Когда я был маленьким, то думал о дедушке как о строгом и хмуром старике, который вечно учил меня правильно себя вести и правильно говорить. Из-за этого я его немного недолюбливал.
Теперь же он лежал в больнице с ревматизмом, и мама часто навещала его. Эти визиты проходили не без пользы – мама приносила домой полный пакет яиц, что было для нас роскошью. Если мама не могла навестить деда, то посылала меня. Я был удивлен, когда понял, что дед искренне радуется моим приходам. А еще он был любимчиком всех медсестер. Позже он рассказывал мне, как шутил с ними, говоря, что, несмотря на ревматизм, далеко не все механизмы его тела потеряли силу. Эти хвастливые заявления смешили медсестер. Когда дед чувствовал себя немного легче, ему позволяли работать на кухне, и вот так он начал снабжать нас яйцами. Во время моих визитов к нему он обычно лежал в кровати, рядом с которой была тумбочка. Вот из нее-то он и вытаскивал большой пакет с яйцами, который я прятал под своей морской накидкой, прежде чем отправиться домой.
Мы неделями питались яйцами, ели их и в вареном, и в жареном, и в любом другом виде. Несмотря на заявления деда, что весь медперсонал был у него в друзьях и знал, куда исчезают яйца, я всегда был очень осмотрителен, когда уходил из больницы. Мне ужасно не хотелось поскользнуться на натертом воском полу, а еще я боялся, что кто-нибудь обнаружит пакет у меня под накидкой. Однако в тот момент, когда я уходил от деда, все медсестры и сиделки куда-то пропадали. Мы даже жалели, что дед выздоровел и выписался из больницы.
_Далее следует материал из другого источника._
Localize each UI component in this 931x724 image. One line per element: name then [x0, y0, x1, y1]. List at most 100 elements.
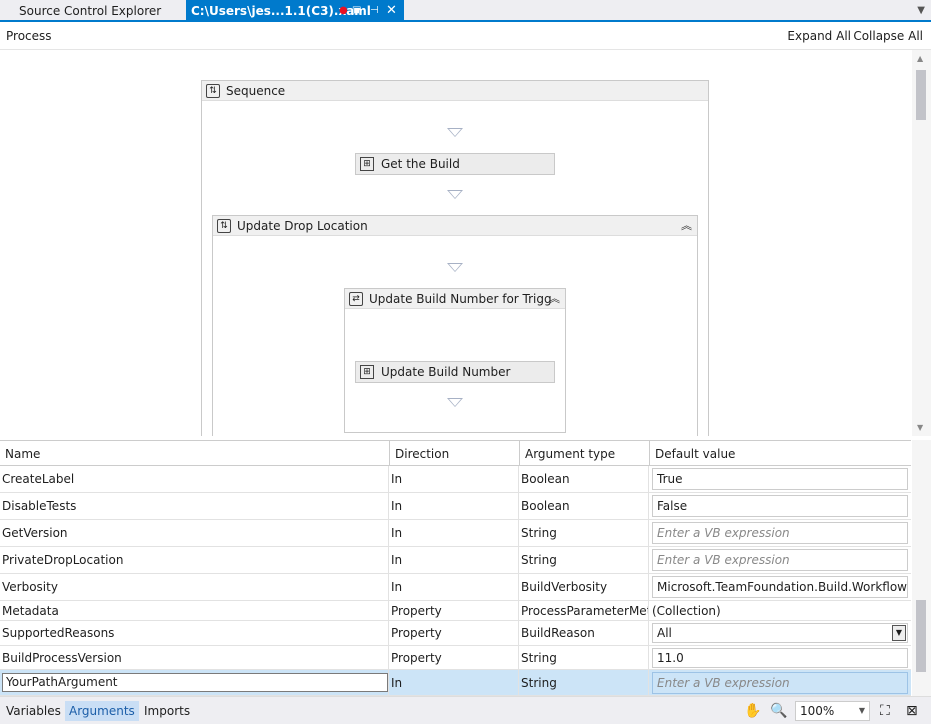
chevron-down-icon: ▼	[858, 706, 865, 715]
argument-type[interactable]: Boolean	[519, 493, 649, 519]
update-drop-location-header[interactable]: ⇅ Update Drop Location ︽	[213, 216, 697, 236]
argument-direction[interactable]: Property	[389, 601, 519, 620]
overview-map-icon[interactable]: ⊠	[906, 701, 918, 721]
tab-imports[interactable]: Imports	[140, 701, 194, 721]
argument-type[interactable]: BuildReason	[519, 621, 649, 645]
document-tab-bar: Source Control Explorer C:\Users\jes...1…	[0, 0, 931, 22]
scroll-up-icon[interactable]: ▲	[917, 54, 923, 63]
drop-target-icon[interactable]	[447, 398, 463, 407]
activity-icon: ⊞	[360, 157, 374, 171]
argument-name[interactable]: Metadata	[0, 601, 389, 620]
canvas-scrollbar[interactable]: ▲ ▼	[912, 50, 931, 436]
argument-direction[interactable]: In	[389, 493, 519, 519]
table-row[interactable]: CreateLabel In Boolean True	[0, 466, 911, 493]
dropdown-value: All	[657, 626, 672, 640]
if-else-icon: ⇄	[349, 292, 363, 306]
designer-toolbar: Process Expand All Collapse All	[0, 22, 931, 50]
get-build-label: Get the Build	[381, 157, 460, 171]
default-value-input[interactable]: False	[652, 495, 908, 517]
argument-name[interactable]: SupportedReasons	[0, 621, 389, 645]
scroll-thumb[interactable]	[916, 600, 926, 672]
breadcrumb[interactable]: Process	[6, 29, 52, 43]
default-value-cell: Enter a VB expression	[649, 670, 911, 695]
default-value-input[interactable]: 11.0	[652, 647, 908, 668]
table-row[interactable]: GetVersion In String Enter a VB expressi…	[0, 520, 911, 547]
collapse-all-button[interactable]: Collapse All	[853, 29, 923, 43]
default-value-input[interactable]: Enter a VB expression	[652, 549, 908, 571]
sequence-icon: ⇅	[206, 84, 220, 98]
argument-direction[interactable]: In	[389, 574, 519, 600]
table-row[interactable]: Verbosity In BuildVerbosity Microsoft.Te…	[0, 574, 911, 601]
chevron-down-icon[interactable]: ▼	[892, 625, 906, 641]
modified-dot-icon: ●	[339, 5, 348, 16]
sequence-icon: ⇅	[217, 219, 231, 233]
default-value-cell[interactable]: (Collection)	[649, 601, 911, 620]
dropdown-arrow-icon[interactable]: ▼	[917, 0, 925, 22]
sequence-header[interactable]: ⇅ Sequence	[202, 81, 708, 101]
argument-direction[interactable]: In	[389, 670, 519, 695]
supported-reasons-dropdown[interactable]: All ▼	[652, 623, 908, 643]
drop-target-icon[interactable]	[447, 190, 463, 199]
default-value-input[interactable]: True	[652, 468, 908, 490]
tab-arguments[interactable]: Arguments	[65, 701, 139, 721]
update-build-number-activity[interactable]: ⊞ Update Build Number	[355, 361, 555, 383]
pan-hand-icon[interactable]: ✋	[744, 701, 761, 721]
column-header-direction[interactable]: Direction	[390, 441, 520, 466]
tab-xaml-document[interactable]: C:\Users\jes...1.1(C3).xaml ● ▣ ⊣ ✕	[186, 0, 404, 22]
tab-source-control-explorer[interactable]: Source Control Explorer	[0, 0, 186, 22]
argument-direction[interactable]: In	[389, 520, 519, 546]
tab-variables[interactable]: Variables	[2, 701, 65, 721]
scroll-down-icon[interactable]: ▼	[917, 423, 923, 432]
argument-direction[interactable]: In	[389, 466, 519, 492]
argument-name[interactable]: GetVersion	[0, 520, 389, 546]
default-value-input[interactable]: Microsoft.TeamFoundation.Build.Workflow.…	[652, 576, 908, 598]
argument-name[interactable]: DisableTests	[0, 493, 389, 519]
argument-direction[interactable]: Property	[389, 621, 519, 645]
argument-name[interactable]: BuildProcessVersion	[0, 646, 389, 669]
table-row[interactable]: PrivateDropLocation In String Enter a VB…	[0, 547, 911, 574]
argument-name[interactable]: PrivateDropLocation	[0, 547, 389, 573]
table-row[interactable]: DisableTests In Boolean False	[0, 493, 911, 520]
argument-type[interactable]: String	[519, 520, 649, 546]
zoom-magnifier-icon[interactable]: 🔍	[770, 701, 787, 721]
table-row[interactable]: Metadata Property ProcessParameterMetad …	[0, 601, 911, 621]
argument-type[interactable]: ProcessParameterMetad	[519, 601, 649, 620]
argument-name[interactable]: Verbosity	[0, 574, 389, 600]
collapse-chevron-icon[interactable]: ︽	[681, 216, 692, 236]
argument-name-input[interactable]: YourPathArgument	[2, 673, 388, 692]
fit-to-screen-icon[interactable]: ⛶	[880, 701, 890, 721]
table-row[interactable]: BuildProcessVersion Property String 11.0	[0, 646, 911, 670]
expand-all-button[interactable]: Expand All	[787, 29, 851, 43]
argument-type[interactable]: String	[519, 547, 649, 573]
argument-direction[interactable]: In	[389, 547, 519, 573]
scroll-thumb[interactable]	[916, 70, 926, 120]
get-build-activity[interactable]: ⊞ Get the Build	[355, 153, 555, 175]
default-value-input[interactable]: Enter a VB expression	[652, 671, 908, 694]
grid-scrollbar[interactable]	[912, 440, 931, 696]
argument-type[interactable]: String	[519, 646, 649, 669]
column-header-default-value[interactable]: Default value	[650, 441, 911, 466]
pin-icon[interactable]: ⊣	[370, 0, 379, 22]
argument-direction[interactable]: Property	[389, 646, 519, 669]
table-row[interactable]: SupportedReasons Property BuildReason Al…	[0, 621, 911, 646]
drop-target-icon[interactable]	[447, 128, 463, 137]
default-value-cell: All ▼	[649, 621, 911, 645]
argument-type[interactable]: Boolean	[519, 466, 649, 492]
table-row-selected[interactable]: YourPathArgument In String Enter a VB ex…	[0, 670, 911, 696]
activity-icon: ⊞	[360, 365, 374, 379]
argument-name[interactable]: CreateLabel	[0, 466, 389, 492]
column-header-name[interactable]: Name	[0, 441, 390, 466]
collapse-chevron-icon[interactable]: ︽	[549, 289, 560, 309]
column-header-type[interactable]: Argument type	[520, 441, 650, 466]
lock-icon: ▣	[352, 5, 362, 16]
argument-type[interactable]: String	[519, 670, 649, 695]
default-value-input[interactable]: Enter a VB expression	[652, 522, 908, 544]
zoom-dropdown[interactable]: 100% ▼	[795, 701, 870, 721]
update-drop-location-title: Update Drop Location	[237, 219, 368, 233]
update-build-number-for-trigger-title: Update Build Number for Trigg	[369, 292, 552, 306]
update-build-number-for-trigger-header[interactable]: ⇄ Update Build Number for Trigg ︽	[345, 289, 565, 309]
default-value-cell: Enter a VB expression	[649, 547, 911, 573]
close-icon[interactable]: ✕	[386, 0, 397, 22]
argument-type[interactable]: BuildVerbosity	[519, 574, 649, 600]
drop-target-icon[interactable]	[447, 263, 463, 272]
Прошло уже шесть недель, а Сидни все не возвращался. Сперва это не беспокоило маму, но вот прошла еще одна неделя, и мама написала письмо в офис компании «Донован и Касл Лайн». В ответе на ее письмо компания сообщала, что Сидни был высажен на берег в Кейптауне для лечения ревматизма. Эта новость сильно взволновала маму и сказалась на ее здоровье. Но она продолжала шить, а мне удалось найти работу – после занятий в школе я давал уроки танцев в одной семье за пять шиллингов в неделю.
В это самое время на Кеннингтон-роуд переехала семья Маккарти. Миссис Маккарти была ирландской комедийной актрисой и хорошей приятельницей мамы. Она была замужем за Уолтером Маккарти, он служил бухгалтером. Когда мама вынуждена была покинуть сцену, мы потеряли связь с этой семьей и снова встретились спустя долгие семь лет, когда они переехали в Уолкотт – лучшую часть Кеннингтон-роуд.
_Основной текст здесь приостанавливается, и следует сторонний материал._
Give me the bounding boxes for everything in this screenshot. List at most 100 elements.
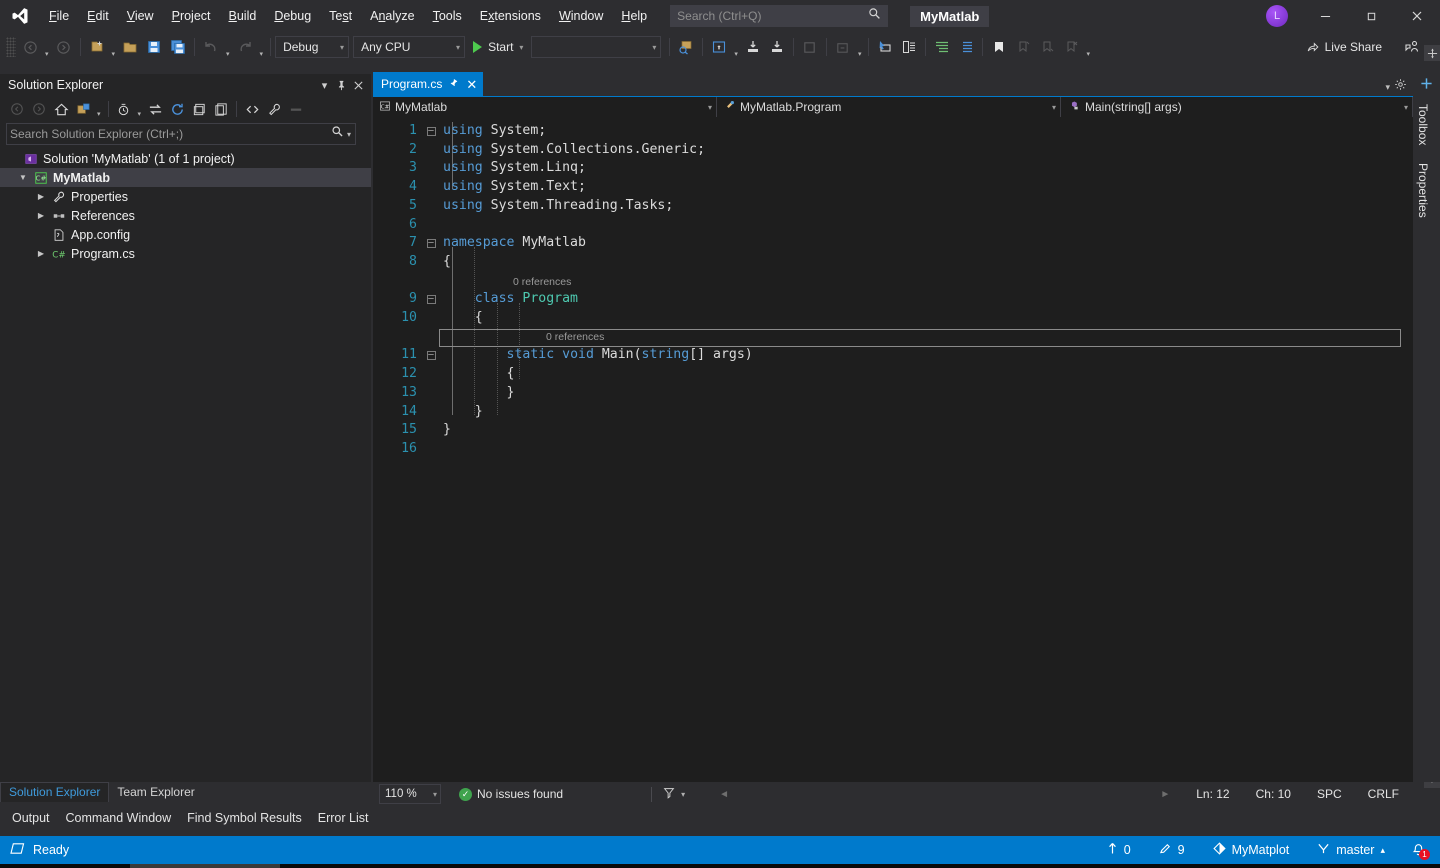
taskbar-item[interactable]: [130, 864, 280, 868]
tree-item-program-cs[interactable]: ▶ C# Program.cs: [0, 244, 371, 263]
tab-command-window[interactable]: Command Window: [58, 809, 180, 827]
preview-selected-items-icon[interactable]: [285, 98, 307, 120]
outlining-collapse-icon[interactable]: –: [425, 122, 437, 141]
back-icon[interactable]: [6, 98, 28, 120]
tree-item-properties[interactable]: ▶ Properties: [0, 187, 371, 206]
menu-debug[interactable]: Debug: [265, 0, 320, 32]
redo-dropdown-icon[interactable]: ▾: [257, 50, 267, 58]
properties-icon[interactable]: [263, 98, 285, 120]
step-into-icon[interactable]: [741, 35, 765, 59]
bookmark-icon[interactable]: [987, 35, 1011, 59]
increase-indent-icon[interactable]: [930, 35, 954, 59]
notifications-button[interactable]: 1: [1408, 841, 1430, 860]
document-tab-program-cs[interactable]: Program.cs ✕: [373, 72, 484, 96]
undo-icon[interactable]: [199, 35, 223, 59]
collapse-all-icon[interactable]: [188, 98, 210, 120]
select-window-dropdown-icon[interactable]: ▾: [731, 50, 741, 58]
branch-indicator[interactable]: master ▴: [1312, 839, 1390, 861]
solution-platform-combo[interactable]: Any CPU ▾: [353, 36, 466, 58]
indentation-indicator[interactable]: SPC: [1317, 787, 1342, 801]
close-icon[interactable]: ✕: [466, 78, 477, 91]
tree-item-mymatlab[interactable]: ▼ C# MyMatlab: [0, 168, 371, 187]
menu-extensions[interactable]: Extensions: [471, 0, 550, 32]
gear-icon[interactable]: [1394, 78, 1407, 96]
close-button[interactable]: [1394, 0, 1440, 32]
tab-find-symbol-results[interactable]: Find Symbol Results: [179, 809, 310, 827]
repository-indicator[interactable]: MyMatplot: [1208, 839, 1295, 861]
add-panel-icon[interactable]: [1413, 72, 1440, 94]
chevron-down-icon[interactable]: ▾: [316, 76, 333, 94]
view-code-icon[interactable]: [241, 98, 263, 120]
chevron-down-icon[interactable]: ▾: [1385, 82, 1390, 93]
pin-icon[interactable]: [449, 77, 459, 91]
solution-explorer-search[interactable]: ▾: [6, 123, 356, 145]
select-window-icon[interactable]: [707, 35, 731, 59]
show-all-files-icon[interactable]: [210, 98, 232, 120]
pending-changes-indicator[interactable]: 9: [1154, 839, 1190, 861]
menu-tools[interactable]: Tools: [424, 0, 471, 32]
codelens-references[interactable]: 0 references: [546, 328, 604, 347]
save-all-icon[interactable]: [166, 35, 190, 59]
tab-error-list[interactable]: Error List: [310, 809, 377, 827]
pointer-icon[interactable]: [873, 35, 897, 59]
decrease-indent-icon[interactable]: [954, 35, 978, 59]
clear-bookmarks-icon[interactable]: [1059, 35, 1083, 59]
menu-view[interactable]: View: [118, 0, 163, 32]
toolbar-overflow-icon[interactable]: ▾: [1083, 50, 1093, 58]
menu-file[interactable]: File: [40, 0, 78, 32]
history-dropdown-icon[interactable]: ▾: [135, 110, 145, 118]
scroll-right-icon[interactable]: ►: [1160, 789, 1170, 800]
refresh-icon[interactable]: [166, 98, 188, 120]
share-session-icon[interactable]: [1400, 35, 1424, 59]
tree-item-solution[interactable]: Solution 'MyMatlab' (1 of 1 project): [0, 149, 371, 168]
close-icon[interactable]: [350, 76, 367, 94]
expander-collapsed-icon[interactable]: ▶: [32, 249, 50, 258]
attach-process-icon[interactable]: [674, 35, 698, 59]
navigate-back-icon[interactable]: [18, 35, 42, 59]
live-share-button[interactable]: Live Share: [1298, 37, 1390, 57]
previous-bookmark-icon[interactable]: [1011, 35, 1035, 59]
search-input[interactable]: [677, 9, 869, 23]
forward-icon[interactable]: [28, 98, 50, 120]
tab-output[interactable]: Output: [4, 809, 58, 827]
new-project-dropdown-icon[interactable]: ▾: [109, 50, 119, 58]
pending-changes-dropdown-icon[interactable]: ▾: [94, 110, 104, 118]
toolbar-grip[interactable]: [6, 37, 16, 57]
code-editor[interactable]: 1 2 3 4 5 6 7 8 9 10 11 12 13 14 15 16 –…: [373, 117, 1413, 760]
comment-icon[interactable]: [897, 35, 921, 59]
restart-dropdown-icon[interactable]: ▾: [855, 50, 865, 58]
redo-icon[interactable]: [233, 35, 257, 59]
tree-item-references[interactable]: ▶ References: [0, 206, 371, 225]
expander-expanded-icon[interactable]: ▼: [14, 173, 32, 182]
minimize-button[interactable]: [1302, 0, 1348, 32]
tree-item-app-config[interactable]: App.config: [0, 225, 371, 244]
restart-icon[interactable]: [831, 35, 855, 59]
zoom-level-combo[interactable]: 110 % ▾: [379, 784, 441, 804]
new-project-icon[interactable]: [85, 35, 109, 59]
nav-type-dropdown[interactable]: MyMatlab.Program ▾: [717, 97, 1061, 117]
scroll-left-icon[interactable]: ◄: [719, 789, 729, 800]
navigate-forward-icon[interactable]: [52, 35, 76, 59]
solution-configuration-combo[interactable]: Debug ▾: [275, 36, 350, 58]
menu-build[interactable]: Build: [220, 0, 266, 32]
avatar[interactable]: L: [1266, 5, 1288, 27]
start-debug-button[interactable]: Start ▾: [469, 35, 527, 59]
back-dropdown-icon[interactable]: ▾: [42, 50, 52, 58]
quick-launch-search[interactable]: [670, 5, 889, 27]
tab-solution-explorer[interactable]: Solution Explorer: [0, 782, 110, 802]
pending-changes-icon[interactable]: [72, 98, 94, 120]
search-solution-input[interactable]: [10, 127, 331, 141]
tab-team-explorer[interactable]: Team Explorer: [109, 783, 202, 802]
vertical-tab-toolbox[interactable]: Toolbox: [1416, 96, 1430, 153]
expander-collapsed-icon[interactable]: ▶: [32, 211, 50, 220]
chevron-down-icon[interactable]: ▾: [344, 130, 351, 139]
stop-icon[interactable]: [798, 35, 822, 59]
menu-edit[interactable]: Edit: [78, 0, 118, 32]
expander-collapsed-icon[interactable]: ▶: [32, 192, 50, 201]
save-icon[interactable]: [142, 35, 166, 59]
outgoing-commits-indicator[interactable]: 0: [1102, 839, 1136, 861]
chevron-down-icon[interactable]: ▾: [676, 790, 685, 799]
outlining-collapse-icon[interactable]: –: [425, 234, 437, 253]
menu-help[interactable]: Help: [612, 0, 656, 32]
issue-filter-icon[interactable]: [662, 786, 676, 803]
Их сын Валли Маккарти был со мной одного возраста. Как и все дети, мы любили играть во взрослых, изображая артистов водевилей, куривших толстые сигары и передвигавшихся в легких конных пролетках, чем забавляли своих родителей.
Мама редко виделась с Маккарти, чего нельзя было сказать обо мне. Мы с Валли стали настоящими друзьями. Сразу после школы я бежал домой, спрашивал у мамы, что нужно сделать, что убрать, а потом бежал к Маккарти. Мы играли в театр на заднем дворе их дома. Я был режиссером и всегда оставлял роли злодеев для себя, интуитивно считая, что они более характерные, чем все остальные. Мы играли долго, пока Валли не звали на ужин, и, как правило, меня приглашали тоже, поскольку в тот момент я как бы невзначай показывался на глаза. Иногда мои уловки не срабатывали, и приходилось возвращаться домой. Мама всегда радовалась моему приходу и старалась что-нибудь приготовить на ужин – гренки на говяжьем жире или одно из яиц, добытых для нас дедушкой, и чашку чая. Потом она читала мне или мы смотрели из окна на прохожих. Мама развлекала меня рассказами о том, кем они могли быть. О молодом человеке, вихляющей походкой передвигавшемся по улице, она говорила: «А вот идет мистер Гоп-топ Шотландец. Он намерен сделать ставку, и если ему повезет, то обязательно купит велосипед-тандем для себя и подружки».